La bambina si alzò in piedi sfregando sul costume le mani impiastrate di sabbia; non era facile capire i grandi. Accantonò l'informazione nello sconfinato magazzino delle cose inquietanti e incomprensibili e tornò ad accucciarsi.
- E il tetto quando lo facciamo?
- Quando abbiamo finito le stanze. Su, guardale bene per l'ultima volta, perché per fare il tetto adesso dovremo riempire tutti gli spazi all'interno, sennò, come fa a stare su?
- Oh, che peccato. Mi piaceva la stanza della tortura.
- Possiamo farne a meno, sai. Coraggio, riempiamo tutto.

 La bambina diligentemente versava la sabbia bagnata tra gli spazi delle mura, e vi batteva sopra con la paletta. Le stanze così sommerse man mano sparirono, e con esse scomparve qualunque cosa avessero significato, o ricordato.

- Ancora, ancora. Dobbiamo fare un castello molto alto, un grande castello.
- E ci vogliono le torri! Ancora più alte!
- Certo, abbi pazienza.
- Io che cosa posso fare?
- Beh, qualcosa qui fuori, non so; il fossato, una strada, per esempio.
- Ah, lo so. Un giardino, ecco; posso fare un giardino?
- Certo, se sai come si fa.
- Che cosa credi? certo che lo so. Si comincia col fare un quadrato, qui dalla parte del mare. Poi ci vanno le siepi e gli alberi. Guarda, quegli stecchi vanno proprio bene. Ecco, mettiamoli in fila; e con queste alghe facciamo dei cespugli. E in mezzo, in mezzo…
 La bambina si guardò intorno , trovò il guscio di una grossa patella e la piazzò ritta nel centro del quadrato.
- Sì, sì, una bella fontana!
Poi raccolse manciate di quei microscopici frammenti di conchiglie che ricoprono i bagnasciuga e li depose attorno alla "fontana".
- Ecco, questa è la ghiaia; ci facciamo uno stradello che porta fino alla panchina sotto gli alberi. Guarda, la faccio con questo stecco di gelato.
- Una panchina? e che te ne fai?
- Non è mica per me.
- E per chi, allora?
La bambina era intenta a comporre quell'incantato angolo di giardino, la punta della lingua appena sporgente da un lato della bocca. Sedette sui talloni a rimirare la propria opera.
- Per te e per la mamma. La sera passeggiate in giardino, poi vi sedete qui, sotto gli alberi, e parlate.
- Di che cosa?
- Del mare. Della luna.
L'uomo ebbe un breve singulto.

Ormai era il tramonto. Nel cielo ancora chiaro saliva la luna, appena una pallida falce.
- Vedi, il castello è finito.
- Già, proprio finito. Non manca niente.. Guarda, la marea sale e sta riempiendo il fossato che circonda il castello. Come un castello vero.
- Però l'acqua coprirà anche il mio giardino.
- Diventerà un giardino fantastico sotto il mare, per le sirene. Saranno contente.
- Però io non lo vedrò più!
- Non si può mai sapere. Ora possiamo andare a fare il bagno. Dobbiamo toglierci di dosso tutta questa sabbia bagnata.
- Ma dicono che ci sono le meduse!
- Non ci sono meduse, oggi. Tienimi la mano.
L'acqua grigia e calma si muoveva quasi sospirando.
- Vedi, a quest'ora l'acqua non è mai fredda. Anzi, è molto dolce, e buona. Sì, è tutto perfetto.
- Perfetto per cosa?
- Non so, mi è venuto così.
- Sì, è bello! e poi hai ragione, niente meduse!

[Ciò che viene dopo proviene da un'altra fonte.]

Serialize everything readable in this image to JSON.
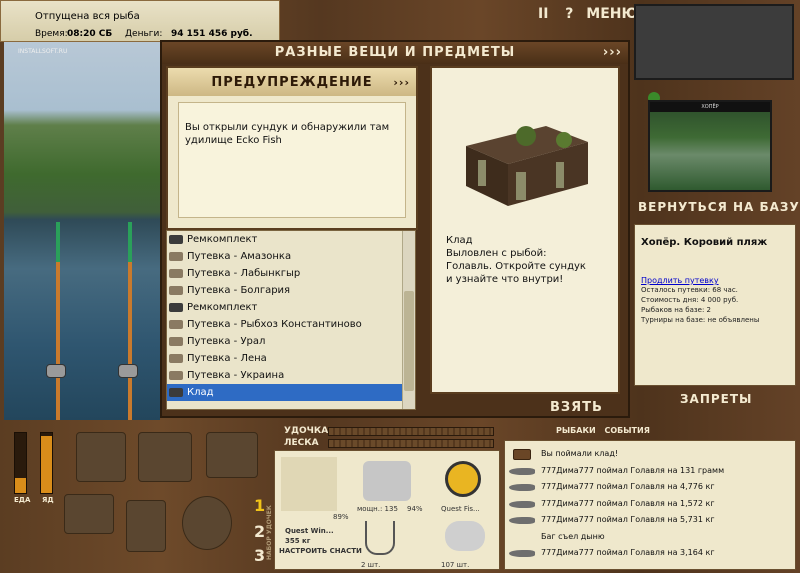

Ci spruzziamo?
- Dai!
E l'uomo e la bambina presero a lanciarsi addosso schizzi d'acqua tiepidi e trasparenti; immergevano le mani fino ai gomiti in quello specchio rosa e grigio poi le sollevavano trascinando cascate perlacee che si infrangevano sul capo o sul petto dell'altro. L'uomo si sbilanciò e cadde all'indietro con un gran tonfo, riemerse sputacchiando e la bambina rise, e anch'egli rise.
- Su, dammi la mano, andiamo dove si può nuotare.
- Ma io non so ancora nuotare.
- Ci sono io. Non aver paura. Io sono qui, con te. Sempre con te.

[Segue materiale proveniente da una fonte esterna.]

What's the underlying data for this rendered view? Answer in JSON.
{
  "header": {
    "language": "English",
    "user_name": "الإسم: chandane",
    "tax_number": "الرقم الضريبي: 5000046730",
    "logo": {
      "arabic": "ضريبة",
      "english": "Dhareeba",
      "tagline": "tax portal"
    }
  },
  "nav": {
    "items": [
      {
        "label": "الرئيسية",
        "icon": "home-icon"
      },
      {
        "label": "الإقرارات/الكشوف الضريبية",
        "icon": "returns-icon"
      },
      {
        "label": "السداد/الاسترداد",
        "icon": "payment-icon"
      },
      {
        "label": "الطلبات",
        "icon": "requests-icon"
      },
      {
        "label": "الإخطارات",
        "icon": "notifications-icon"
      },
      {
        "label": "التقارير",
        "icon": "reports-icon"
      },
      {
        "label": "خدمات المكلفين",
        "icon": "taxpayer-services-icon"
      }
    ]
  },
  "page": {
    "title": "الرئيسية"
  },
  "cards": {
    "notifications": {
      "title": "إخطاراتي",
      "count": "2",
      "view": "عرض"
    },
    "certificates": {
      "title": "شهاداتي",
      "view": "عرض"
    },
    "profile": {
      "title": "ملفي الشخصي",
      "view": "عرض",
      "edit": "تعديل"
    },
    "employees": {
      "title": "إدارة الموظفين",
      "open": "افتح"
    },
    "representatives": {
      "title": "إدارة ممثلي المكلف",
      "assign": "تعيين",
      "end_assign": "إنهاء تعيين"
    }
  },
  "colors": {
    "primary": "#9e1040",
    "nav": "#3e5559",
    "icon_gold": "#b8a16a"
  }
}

Era l'ora quieta in cui il mare prende lo stesso colore del cielo. Il breve arco della luna sembrava appiccicato su quello sfondo azzurro-grigio come in un collage. Oltre la linea dei massi frangiflutti, due piccole figure avanzavano nell'acqua, lievi, come scivolando. Appena due virgole su di un foglio di carta increspata. Un gabbiano fendette l'orizzonte e sparì verso terra; lontano, nella curva della costa, si accesero le prime luci.
Il mare ansava piano, soltanto un lieve sussurro quando le onde toccavano la spiaggia; non c'era neppure un refolo di vento che portasse l'aroma resinoso dei pini. Comunque, i due sarebbero stati ormai troppo lontani per sentirlo, persi nella luce pacata delle acque.